Gene sequencing uses? (2)
• Help you identify breeds (i.e., whether species are related).
• Used for DNA fingerprints.
Thing to note about gene sequencing & relatability?
If species relatability is >2%, it means that they are different species.
If a species >2% = …?
Different species.
Fragment analysis?
= the process of breaking down a DNA sample into various fragments using restriction enzymes, & visualizing and analyzing those fragments through the process of gel electrophoresis.
Dominant markers attributes? (3)
• Cannot distinguish between heterozygotes.
• Give inaccurate impression/lower estimate of genetic diversity.
• Represented as present or absent bands.
Why do dominant markers give a lower estimate of genetic diversity?
It’s because they mask the recessive gene.
Co-dominant markers attribute?
Can distinguish between heterozygotes.
Eg of Co-dominant markers?
Microsatellites.
Things to note regarding Microsatellites? (2)

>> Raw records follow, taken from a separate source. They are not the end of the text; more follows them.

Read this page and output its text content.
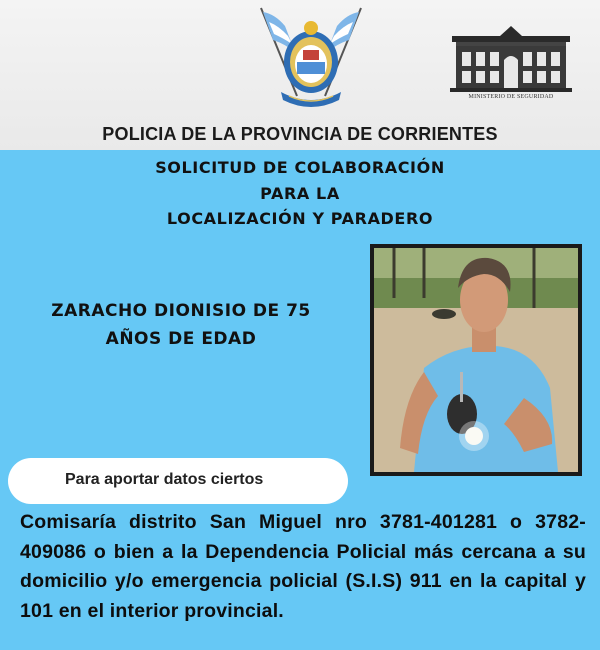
MINISTERIO DE SEGURIDAD
POLICIA DE LA PROVINCIA DE CORRIENTES
SOLICITUD DE COLABORACIÓN
PARA LA
LOCALIZACIÓN Y PARADERO
ZARACHO DIONISIO DE 75
AÑOS DE EDAD
Para aportar datos ciertos
Comisaría distrito San Miguel nro 3781-401281 o 3782-409086 o bien a la Dependencia Policial más cercana a su domicilio y/o emergencia policial (S.I.S) 911 en la capital y 101 en el interior provincial.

• Way that fragment size changes is based on the number of repeats.
• Single locus has many alleles of different lengths.
Eg of Dominant markers?
DNA fingerprints.
-Omics markers attributes? (3)
• Blends concepts of single gene sequencing & fragment analysis.
• Parallel (simultaneous) sequencing of DNA fragments.
• Researchers sequence multiple regions of an organism’s genome.
Application of -Omics markers?
SNP.
SNP stands for?
Single Nucleotide Polymorphism.
SNP?
= variation in a DNA sequence occurring when a single nucleotide in a genome is altered.
Molecular markers uses? (5)
• Genetic variation.
• Species identification.
• Invasion biology.
• Disease ecology.
• Identifying genetic conditions, viruses & other medical conditions.
How are molecular markers used in genetic variation? (2)
Via:
• Population structure.
• Evolution.
How are molecular markers used in Species identification? (2)
Via:
• Taxonomy.
• Systematics.
How are molecular markers used in Invasion biology?
Biocontrol.
How are molecular markers used in Disease Ecology? (2)
Via:
• Genetic predisposition/susceptibility.
• Infection routes.
How are molecular markers used in identifying genetic conditions, viruses, etc? (2)
Via:
• Medical practice.
• Genetic counseling.
Important thing to note of molecular markers?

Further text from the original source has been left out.